Cela ne serait en fait pas un problème si le modèle de Haldane était réellement efficace. Après tout, les requins n’ont quasiment pas évolué depuis la nuit des temps et ils ne sont pas considérés comme dépassés, mais bien comme étant dotés d’une conception proche de la perfection en termes fonctionnels et de survie. On ne peut pas en dire autant du modèle de Haldane, bien au contraire. Son succès initial vient de sa relative simplicité. À l’époque où sont apparus les ordinateurs de plongée, des modèles interconnectés plus réalistes avaient déjà été proposés depuis un certain temps. Mais les premiers ordinateurs disposaient d’une capacité mémoire et de traitement limitée qui ne leur permettait pas de mettre en oeuvre des modèles plus complexes que celui de Haldane.

Aujourd’hui, nous nous trouvons dans une ère totalement différente en ce qui concerne la puissance et la mémoire des ordinateurs. Et les compartiments parallèles indépendants ne tiennent plus la route. Plusieurs études médicales et physiologiques ont examiné les vitesses auxquelles les différentes substances, y compris les gaz, sont distribuées dans les tissus de l’organisme et en sont éliminées. Conclusion de ces études ? Les résultats n’étaient pas en ligne avec le modèle de Haldane, dans lequel les compartiments sont séparés les uns des autres. Ils suggéraient au contraire une interconnexion entre les différents compartiments tissulaires.

Voici un aperçu d’un nouveau modèle interconnecté, qui est très susceptible de faire partie de votre avenir en tant que plongeur1 : le modèle ICM (modèle à comportements interconnectés) de Saul Goldman. La figure 1 illustre les bases d’un modèle de type haldanien à gauche et du modèle ICM de Saul à droite. Les flèches indiquent les endroits où les gaz peuvent s’introduire dans les compartiments tissulaires et en être évacués. Ce schéma permet donc de voir les différences entre les deux modèles en termes de connexion entre les compartiments. Ce que représentent les différents compartiments dans chacun des modèles est moins évident. Dans le modèle de Haldane, qui se veut simple. Bien que le risque associé aux trois compartiments du modèle haldanien soit inclus dans le calcul du risque de décompression, dans la pratique, pour une plongée en particulier, seul le risque lié à un compartiment (le « compartiment directeur ») est pris en considération. La contribution des autres compartiments est minime.

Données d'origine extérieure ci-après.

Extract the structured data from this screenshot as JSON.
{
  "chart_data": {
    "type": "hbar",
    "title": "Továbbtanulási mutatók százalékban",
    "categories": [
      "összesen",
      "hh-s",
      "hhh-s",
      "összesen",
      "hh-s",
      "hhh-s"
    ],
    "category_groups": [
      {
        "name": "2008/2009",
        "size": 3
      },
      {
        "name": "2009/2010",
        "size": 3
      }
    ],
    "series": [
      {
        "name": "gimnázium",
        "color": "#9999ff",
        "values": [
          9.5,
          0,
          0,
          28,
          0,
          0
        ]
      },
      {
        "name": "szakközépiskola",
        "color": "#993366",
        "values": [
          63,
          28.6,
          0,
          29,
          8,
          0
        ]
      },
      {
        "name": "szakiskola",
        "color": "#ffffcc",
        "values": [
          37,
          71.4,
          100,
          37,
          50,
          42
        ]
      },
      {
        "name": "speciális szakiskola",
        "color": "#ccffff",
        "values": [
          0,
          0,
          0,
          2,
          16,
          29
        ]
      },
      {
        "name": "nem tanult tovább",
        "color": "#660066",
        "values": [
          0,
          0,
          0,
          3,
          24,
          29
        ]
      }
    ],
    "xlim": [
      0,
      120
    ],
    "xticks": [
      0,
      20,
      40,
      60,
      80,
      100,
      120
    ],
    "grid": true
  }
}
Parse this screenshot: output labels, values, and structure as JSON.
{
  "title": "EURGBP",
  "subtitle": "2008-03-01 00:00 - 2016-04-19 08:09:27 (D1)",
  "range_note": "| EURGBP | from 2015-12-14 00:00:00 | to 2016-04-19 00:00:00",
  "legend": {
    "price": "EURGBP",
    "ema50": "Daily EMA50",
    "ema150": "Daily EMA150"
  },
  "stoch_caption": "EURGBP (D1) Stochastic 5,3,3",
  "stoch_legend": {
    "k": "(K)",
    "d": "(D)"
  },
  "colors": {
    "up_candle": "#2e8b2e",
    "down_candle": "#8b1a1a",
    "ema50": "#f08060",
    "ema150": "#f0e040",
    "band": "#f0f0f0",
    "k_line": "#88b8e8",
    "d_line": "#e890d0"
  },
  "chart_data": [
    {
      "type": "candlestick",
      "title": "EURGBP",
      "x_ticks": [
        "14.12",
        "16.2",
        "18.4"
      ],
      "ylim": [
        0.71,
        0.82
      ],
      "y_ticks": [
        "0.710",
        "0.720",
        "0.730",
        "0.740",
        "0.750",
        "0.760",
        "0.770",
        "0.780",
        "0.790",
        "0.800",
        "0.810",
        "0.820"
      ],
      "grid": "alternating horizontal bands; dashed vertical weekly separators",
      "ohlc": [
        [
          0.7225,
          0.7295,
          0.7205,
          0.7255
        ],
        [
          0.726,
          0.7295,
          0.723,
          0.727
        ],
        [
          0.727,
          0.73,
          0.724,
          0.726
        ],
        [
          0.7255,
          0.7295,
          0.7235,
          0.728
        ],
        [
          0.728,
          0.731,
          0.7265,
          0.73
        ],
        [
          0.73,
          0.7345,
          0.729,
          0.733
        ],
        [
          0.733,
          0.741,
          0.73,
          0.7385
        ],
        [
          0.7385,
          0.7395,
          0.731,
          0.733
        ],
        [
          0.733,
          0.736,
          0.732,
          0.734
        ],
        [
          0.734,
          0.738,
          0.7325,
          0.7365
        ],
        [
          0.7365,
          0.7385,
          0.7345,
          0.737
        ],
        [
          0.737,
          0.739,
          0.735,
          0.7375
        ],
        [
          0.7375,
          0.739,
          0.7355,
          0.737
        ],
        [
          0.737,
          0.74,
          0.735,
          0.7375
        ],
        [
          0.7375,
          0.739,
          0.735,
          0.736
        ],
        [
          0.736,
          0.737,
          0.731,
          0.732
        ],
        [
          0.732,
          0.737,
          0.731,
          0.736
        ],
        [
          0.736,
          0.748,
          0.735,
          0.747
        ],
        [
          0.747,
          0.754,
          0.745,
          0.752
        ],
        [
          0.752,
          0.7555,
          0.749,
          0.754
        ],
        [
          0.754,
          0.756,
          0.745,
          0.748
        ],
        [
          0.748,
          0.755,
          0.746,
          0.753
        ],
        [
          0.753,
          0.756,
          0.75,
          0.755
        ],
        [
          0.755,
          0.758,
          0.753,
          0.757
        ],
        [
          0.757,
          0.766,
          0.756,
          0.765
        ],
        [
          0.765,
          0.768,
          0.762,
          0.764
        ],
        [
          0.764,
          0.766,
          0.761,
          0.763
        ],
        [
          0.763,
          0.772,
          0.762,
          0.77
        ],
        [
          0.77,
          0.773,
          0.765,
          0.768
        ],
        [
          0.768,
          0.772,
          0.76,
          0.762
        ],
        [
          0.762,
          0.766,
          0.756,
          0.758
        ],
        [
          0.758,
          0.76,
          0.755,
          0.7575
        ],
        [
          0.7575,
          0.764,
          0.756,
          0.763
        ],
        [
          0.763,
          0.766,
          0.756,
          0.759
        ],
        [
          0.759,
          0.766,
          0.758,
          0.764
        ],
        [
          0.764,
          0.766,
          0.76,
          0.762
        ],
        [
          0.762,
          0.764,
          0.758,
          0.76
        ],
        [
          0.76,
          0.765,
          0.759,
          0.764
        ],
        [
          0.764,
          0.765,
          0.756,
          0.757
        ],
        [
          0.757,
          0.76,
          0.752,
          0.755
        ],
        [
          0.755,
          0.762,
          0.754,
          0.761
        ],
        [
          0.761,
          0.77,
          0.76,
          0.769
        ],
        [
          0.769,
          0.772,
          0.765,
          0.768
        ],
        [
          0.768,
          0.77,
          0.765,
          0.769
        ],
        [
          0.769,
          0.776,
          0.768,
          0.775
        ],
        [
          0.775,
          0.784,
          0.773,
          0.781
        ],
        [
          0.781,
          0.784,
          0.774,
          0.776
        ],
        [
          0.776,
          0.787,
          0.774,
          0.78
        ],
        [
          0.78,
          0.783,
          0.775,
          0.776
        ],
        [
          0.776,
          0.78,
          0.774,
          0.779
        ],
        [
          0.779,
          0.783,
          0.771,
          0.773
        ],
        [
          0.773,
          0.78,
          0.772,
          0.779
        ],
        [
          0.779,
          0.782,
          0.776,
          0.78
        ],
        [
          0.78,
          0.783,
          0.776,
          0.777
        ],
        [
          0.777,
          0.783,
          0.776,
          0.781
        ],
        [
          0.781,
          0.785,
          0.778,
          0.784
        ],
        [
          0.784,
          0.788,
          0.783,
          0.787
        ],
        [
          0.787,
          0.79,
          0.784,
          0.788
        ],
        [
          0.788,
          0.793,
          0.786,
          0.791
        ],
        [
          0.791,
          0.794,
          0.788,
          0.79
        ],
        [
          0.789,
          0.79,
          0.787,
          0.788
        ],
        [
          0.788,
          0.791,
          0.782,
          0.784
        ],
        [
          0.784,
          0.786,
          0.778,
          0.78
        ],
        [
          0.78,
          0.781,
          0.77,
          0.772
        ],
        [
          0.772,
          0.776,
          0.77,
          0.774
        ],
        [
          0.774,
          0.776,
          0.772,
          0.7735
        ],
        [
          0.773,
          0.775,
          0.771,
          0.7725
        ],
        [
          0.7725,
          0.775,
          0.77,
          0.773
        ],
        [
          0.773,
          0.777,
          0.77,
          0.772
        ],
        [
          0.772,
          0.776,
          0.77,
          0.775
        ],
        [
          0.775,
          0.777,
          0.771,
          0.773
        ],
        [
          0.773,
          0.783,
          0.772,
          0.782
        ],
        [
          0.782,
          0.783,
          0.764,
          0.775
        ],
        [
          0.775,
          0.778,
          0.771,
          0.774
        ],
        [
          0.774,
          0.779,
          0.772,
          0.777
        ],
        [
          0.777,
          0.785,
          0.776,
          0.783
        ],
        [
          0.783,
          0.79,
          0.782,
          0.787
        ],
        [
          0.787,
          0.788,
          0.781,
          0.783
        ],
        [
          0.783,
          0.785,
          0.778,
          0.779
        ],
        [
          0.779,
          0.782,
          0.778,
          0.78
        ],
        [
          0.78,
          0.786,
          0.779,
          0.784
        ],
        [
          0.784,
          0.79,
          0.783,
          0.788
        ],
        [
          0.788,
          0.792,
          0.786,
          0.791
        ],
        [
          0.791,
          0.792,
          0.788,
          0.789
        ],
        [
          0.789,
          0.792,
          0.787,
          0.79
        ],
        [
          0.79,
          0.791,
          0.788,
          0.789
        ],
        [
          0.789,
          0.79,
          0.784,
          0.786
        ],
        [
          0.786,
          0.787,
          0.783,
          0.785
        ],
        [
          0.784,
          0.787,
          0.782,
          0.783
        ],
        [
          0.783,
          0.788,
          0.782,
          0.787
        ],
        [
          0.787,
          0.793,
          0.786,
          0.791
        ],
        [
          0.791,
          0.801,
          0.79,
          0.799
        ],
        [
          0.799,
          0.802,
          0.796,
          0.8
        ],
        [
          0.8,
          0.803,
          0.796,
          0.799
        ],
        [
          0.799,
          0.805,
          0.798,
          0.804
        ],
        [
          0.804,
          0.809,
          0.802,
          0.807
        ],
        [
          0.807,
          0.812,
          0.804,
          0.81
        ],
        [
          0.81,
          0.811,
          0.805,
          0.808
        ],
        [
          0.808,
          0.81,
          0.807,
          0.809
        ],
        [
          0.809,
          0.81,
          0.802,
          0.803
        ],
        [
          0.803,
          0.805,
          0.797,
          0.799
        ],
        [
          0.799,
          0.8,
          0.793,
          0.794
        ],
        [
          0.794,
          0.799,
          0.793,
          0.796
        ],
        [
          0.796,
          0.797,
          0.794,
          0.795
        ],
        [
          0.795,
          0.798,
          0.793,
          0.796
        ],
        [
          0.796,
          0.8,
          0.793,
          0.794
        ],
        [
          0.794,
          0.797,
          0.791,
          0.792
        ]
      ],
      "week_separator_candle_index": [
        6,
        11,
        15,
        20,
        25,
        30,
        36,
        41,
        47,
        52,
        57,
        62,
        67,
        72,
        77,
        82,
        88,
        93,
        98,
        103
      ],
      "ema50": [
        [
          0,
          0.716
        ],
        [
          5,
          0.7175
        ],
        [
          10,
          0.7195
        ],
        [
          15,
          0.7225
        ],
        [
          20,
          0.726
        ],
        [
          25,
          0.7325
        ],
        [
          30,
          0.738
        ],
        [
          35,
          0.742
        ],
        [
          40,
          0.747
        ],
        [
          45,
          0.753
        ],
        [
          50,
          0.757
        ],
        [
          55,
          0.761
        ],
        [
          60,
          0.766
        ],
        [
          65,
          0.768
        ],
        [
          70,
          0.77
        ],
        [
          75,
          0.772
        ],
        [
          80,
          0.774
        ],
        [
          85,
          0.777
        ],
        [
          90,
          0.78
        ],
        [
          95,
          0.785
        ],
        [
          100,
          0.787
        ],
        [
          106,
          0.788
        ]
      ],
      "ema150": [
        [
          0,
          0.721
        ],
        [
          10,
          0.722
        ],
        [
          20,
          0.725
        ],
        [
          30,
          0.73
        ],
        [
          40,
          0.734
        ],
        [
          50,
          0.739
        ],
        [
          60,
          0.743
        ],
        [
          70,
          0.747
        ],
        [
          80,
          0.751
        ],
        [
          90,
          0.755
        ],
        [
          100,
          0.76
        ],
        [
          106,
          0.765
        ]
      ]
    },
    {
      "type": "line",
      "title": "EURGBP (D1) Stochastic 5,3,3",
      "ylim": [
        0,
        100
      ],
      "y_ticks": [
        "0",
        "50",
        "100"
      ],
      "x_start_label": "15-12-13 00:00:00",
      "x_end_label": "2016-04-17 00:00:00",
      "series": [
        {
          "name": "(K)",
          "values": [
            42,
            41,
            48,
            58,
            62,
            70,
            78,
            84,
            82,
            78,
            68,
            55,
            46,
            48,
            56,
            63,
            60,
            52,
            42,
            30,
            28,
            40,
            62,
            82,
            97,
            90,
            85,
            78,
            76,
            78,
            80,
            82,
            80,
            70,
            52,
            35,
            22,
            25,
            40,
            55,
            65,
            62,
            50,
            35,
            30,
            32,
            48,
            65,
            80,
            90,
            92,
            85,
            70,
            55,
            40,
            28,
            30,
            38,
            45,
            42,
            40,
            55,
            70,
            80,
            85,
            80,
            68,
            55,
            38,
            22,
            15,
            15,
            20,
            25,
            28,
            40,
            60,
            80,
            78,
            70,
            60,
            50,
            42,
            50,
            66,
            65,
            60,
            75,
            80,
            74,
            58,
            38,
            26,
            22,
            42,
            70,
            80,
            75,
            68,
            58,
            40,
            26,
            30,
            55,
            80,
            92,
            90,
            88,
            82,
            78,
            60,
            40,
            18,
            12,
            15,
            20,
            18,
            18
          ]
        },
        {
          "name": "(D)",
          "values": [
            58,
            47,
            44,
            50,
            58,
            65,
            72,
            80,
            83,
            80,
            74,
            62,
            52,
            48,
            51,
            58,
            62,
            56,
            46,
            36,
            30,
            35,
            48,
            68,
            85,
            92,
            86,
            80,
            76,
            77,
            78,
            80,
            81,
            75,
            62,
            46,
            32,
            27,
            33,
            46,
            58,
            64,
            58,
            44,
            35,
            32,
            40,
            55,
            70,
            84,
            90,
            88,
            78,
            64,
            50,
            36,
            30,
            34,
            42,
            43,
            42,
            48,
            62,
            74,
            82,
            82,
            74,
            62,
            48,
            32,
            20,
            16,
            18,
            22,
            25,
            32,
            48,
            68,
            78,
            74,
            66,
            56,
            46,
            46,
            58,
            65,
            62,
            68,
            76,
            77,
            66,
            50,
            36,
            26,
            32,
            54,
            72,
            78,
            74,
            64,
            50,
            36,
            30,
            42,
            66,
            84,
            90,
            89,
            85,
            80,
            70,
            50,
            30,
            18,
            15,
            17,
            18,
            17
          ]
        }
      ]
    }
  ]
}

En revanche, dans le modèle ICM de Saul, un compartiment central « porteur de risque » unique (en rouge) représente les tissus associés à un risque de lésion due à la décompression. Les autres compartiments (en vert) représentent des tissus « inactifs » (comme les tissus gras), qui ne sont pas affectés par la décompression. Ces tissus jouent un rôle de réceptacle ou de réservoir pour le gaz en excès. Initialement, pendant la compression, ces tissus agissent comme un déversoir permettant à l’organisme d’absorber des quantités croissantes de gaz sans subir de dommages. Mais il ne faut pas oublier que tout le gaz accumulé au fil de la plongée doit ensuite être éliminé. À la fin de la plongée, lorsque le plongeur entame sa remontée, le gaz en excès ne disparaît pas d’un seul coup.

Pendant la décompression, le compartiment porteur de risque doit éliminer non seulement le gaz qu’il a accumulé, mais également le gaz provenant des autres compartiments. (C’est ce qui fait l’importance des remontées lentes et des paliers de sécurité.) Certes, lors des plongées à très faible risque, des quantités relativement limitées de gaz sont absorbées durant la compression, ce qui signifie que le compartiment « porteur de risque » et les autres compartiments ne présentent qu’une faible concentration de gaz. Du fait de la faible concentration de gaz dans les « réservoirs », le passage du gaz qu’ils contiennent vers le compartiment « porteur de risque » est très lent, et comme ce dernier élimine son propre gaz accumulé en même temps qu’il reçoit le gaz des autres compartiments, le risque de MDD est plus faible qu’avec des profils plus sévères. Intuitivement, cela peut paraître assez logique si l’on considère les fonctions de l’organisme dans leur ensemble. Mais l’intuition est d’une utilité limitée. Ce qui est réellement intéressant est de savoir comment le modèle fonctionne dans la réalité. On s’aperçoit alors que ce modèle est de loin supérieur aux modèles existants en ce qui concerne la prédiction de la probabilité de maladie de décompression.

Qu’est-ce que cela signifie exactement ? Voici les éléments utilisés pour comparer les deux modèles. En pratique, les modèles sont représentés par un ensemble d’équations. En gros, une équation est simplement une séquence d’opérations mathématiques exécutées à l’aide de nombres qui sont utilisés soit comme des variables, soit comme des constantes. Dans les modèles de plongée, les variables représentent généralement des facteurs comme le temps, la profondeur, la présence ou non d’une lésion de décompression, c’est-à-dire des facteurs qui varient en fonction des données introduites. Les constantes sont des nombres qui font partie de l’équation, c’est-à-dire qui demeurent constants quelles que soient les données introduites.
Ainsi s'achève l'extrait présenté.